Not much i can do off that, but it sounds like a config error indeed.

Is it two GPUs on one system? Or do you know if its two GPUs on different machines?

I can help much more if we have a trace though!

VishnuSubramanian · September 17, 2022, 10:03am

Hi @devforfu

I was able to run fastai program using multi-gpus without any issues.
The steps I followed are

pip uninstall fastai
pip install fastai
pip install accelerate
accelerate config

Made a copy of the fastai examples from here

And launched it using

accelerate launch fa_distrip.py

It ran smoothly. Can you try the above steps and let me know if you run into issues?

devforfu · September 17, 2022, 12:08pm

@muellerzr @VishnuSubramanian Thank you for such a prompt response!

Actually, I tried to re-run my script again, and this time I got a bit different error:

RuntimeError: Expected to have finished reduction in the prior iteration before 
starting a new one. This error indicates that your module has parameters that were 
not used in producing loss. You can enable unused parameter detection by passing 
the keyword argument `find_unused_parameters=True` to 
`torch.nn.parallel.DistributedDataParallel`, and by making sure all `forward` 
function outputs participate in calculating loss. 
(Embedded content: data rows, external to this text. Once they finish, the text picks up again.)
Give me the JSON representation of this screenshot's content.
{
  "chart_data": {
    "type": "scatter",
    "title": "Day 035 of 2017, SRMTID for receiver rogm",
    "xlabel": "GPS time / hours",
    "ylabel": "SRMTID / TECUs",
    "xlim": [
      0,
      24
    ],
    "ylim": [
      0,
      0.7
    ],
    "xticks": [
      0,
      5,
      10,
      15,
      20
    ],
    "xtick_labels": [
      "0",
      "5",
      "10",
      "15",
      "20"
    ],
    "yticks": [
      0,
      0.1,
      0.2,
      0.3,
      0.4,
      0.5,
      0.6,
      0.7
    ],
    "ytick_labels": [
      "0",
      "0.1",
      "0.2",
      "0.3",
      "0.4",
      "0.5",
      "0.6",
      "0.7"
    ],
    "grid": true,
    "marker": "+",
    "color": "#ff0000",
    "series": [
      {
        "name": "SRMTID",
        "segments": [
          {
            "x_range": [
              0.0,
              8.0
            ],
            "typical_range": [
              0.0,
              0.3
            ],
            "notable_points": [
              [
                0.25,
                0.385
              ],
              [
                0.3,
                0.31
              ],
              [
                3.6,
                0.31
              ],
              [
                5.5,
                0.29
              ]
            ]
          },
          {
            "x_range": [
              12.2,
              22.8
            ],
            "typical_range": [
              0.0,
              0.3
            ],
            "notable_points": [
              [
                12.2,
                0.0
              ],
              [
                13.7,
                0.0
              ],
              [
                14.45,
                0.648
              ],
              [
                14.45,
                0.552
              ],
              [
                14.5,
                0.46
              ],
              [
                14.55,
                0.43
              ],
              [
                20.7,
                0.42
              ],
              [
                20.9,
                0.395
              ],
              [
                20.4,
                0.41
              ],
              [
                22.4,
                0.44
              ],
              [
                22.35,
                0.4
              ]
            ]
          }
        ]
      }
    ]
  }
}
If you already have done the above, then the distributed data parallel module wasn't 
able to locate the output tensors in the return value of your module's `forward` function. 
Please include the loss function and the structure of the return value of `forward` of your
module when reporting this issue (e.g. list, dict, iterable).

Parameter indices which did not receive grad for rank 0: 501 502 503. In addition, 
you can set the environment variable TORCH_DISTRIBUTED_DEBUG to either 
INFO or DETAIL to print out information about which particular parameters did not 
receive gradient on this rank as part of this error.

The snippet I use works on a single GPU, but doesn’t work when I try to launch it via accelerate. It looks as follows (with some parts omitted):

def get_datablock(valid_pct=0.1, subset_pct=0.1):    
    # configure and create data block
    return DataBlock(...)
    
def get_dls(batch_size, num_workers=4, prefetch_factor=4, **kwargs):
    return get_datablock(**kwargs).dataloaders(
        DATA_DIR, bs=batch_size, num_workers=num_workers,
        prefetch_factor=prefetch_factor
    )

def get_learner(dataloaders):
    model = create_model(...)
    learn = Learner(dataloaders, model, loss_func=bce_loss).to_fp16()
    learn.freeze()
    return learn

learn = get_learner(get_dls(10))
learn.unfreeze()
with learn.distrib_ctx():
    learn.fit_one_cycle(1, slice(0.001, 0.01))

The same code works in Jupyter, but returns the error above when running on two GPUs. Also, I tried to follow the steps that @VishnuSubramanian recommended, and it works on the fastai’s example. However, my snippet fails. So, it seems like the problem is with my setup, and not with the accelerate or the cloud platform. I’ll try to debug it more carefully.

muellerzr · September 17, 2022, 1:55pm

Try enabling the find_unused_parameters (its an arg to learn.distrib_ctx)

wgpubs · February 1, 2023, 8:51pm

UPDATED SOLUTION (courtesy of Zach):

from accelerate.utils import DistributedDataParallelKwargs

kwargs = DistributedDataParallelKwargs(find_unused_parameters=True)

with learn.distrib_ctx(kwarg_handelers=[kwargs]):
    ....

csaroff · November 19, 2023, 4:23am

Really appreciate you posting this.
Minor correction: It’s spelled kwargs_handlers.

from accelerate.utils import DistributedDataParallelKwargs

kwargs = DistributedDataParallelKwargs(find_unused_parameters=True)

with learn.distrib_ctx(kwargs_handlers=[kwargs]):
    ....